Ma è stata la scelta dell’allenatore ad aver fatto traboccare, nei mesi successivi, la goccia dal vaso. Marco Giampaolo è stato voluto in prima persona da Maldini, ma gli scarsi risultati, la mancanza di gioco e il non utilizzo dei nuovi acquisti hanno portato la proprietà americana a esonerare l’ex tecnico della Sampdoria dopo appena sette turni di campionato. Di fatto questo esonero ha sancito il fallimento della scommessa del dirigente classe 1968, dato che in campionato si è tradotta in una partenza a rilento da parte della squadra, al tredicesimo posto in classifica dopo sette giornate (bilancio di tre vittorie e quattro sconfitte). Una posizione traballante già dallo scorso ottobre e con il recente allontanamento di Boban, Maldini si trova ora a fare una scelta sul proprio futuro: continuare e credere nel progetto Elliott o smettere? L’attuale direttore dell’area tecnica vorrebbe rimanere in società, ma nè con un ridimensionamento della propria posizione nè con un ruolo distaccato dalle decisioni del club. Bensì a determinate condizioni: avere voce in capitolo sia sull’allenatore sia sul calciomercato.
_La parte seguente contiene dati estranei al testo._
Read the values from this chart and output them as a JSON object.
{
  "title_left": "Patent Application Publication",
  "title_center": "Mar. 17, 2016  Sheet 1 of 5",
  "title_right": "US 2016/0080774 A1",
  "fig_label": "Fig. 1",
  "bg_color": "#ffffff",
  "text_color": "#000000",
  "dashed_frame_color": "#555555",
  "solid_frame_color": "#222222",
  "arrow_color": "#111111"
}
La questione allenatore è il tema caldo nelle ultime della società con sede in Via Aldo Rossi. Ralf Rangnick, ex tecnico del Lipsia ed attuale Head of Sport and Development Soccer del gruppo Red Bull, è il profilo giusto secondo Gazidis e la proprietà. Di parere opposto il direttore tecnico che non lo ritiene la figura ideale. Le continue diatribe tra le due correnti di pensiero non fanno altro che alimentare i malumori destabilizzando l’ambiente. C’è bisogno di unità di intenti, per questo urge un confronto tra le parti il prima possibile, in modo da gettare le basi per un Milan competitivo la prossima stagione, facendo chiarezza in primis su chi allenerà la squadra. Il fondo Elliott crede in Maldini ed anche Gazidis vedrebbe di buon occhio una sua permanenza, così da mantenere una figura di riferimento del brand Milan a livello internazionale. Tanti dubbi sul futuro, ma una cosa è certa: i tifosi non accetteranno più un’altra annata di transizione o dalle magre consolazioni.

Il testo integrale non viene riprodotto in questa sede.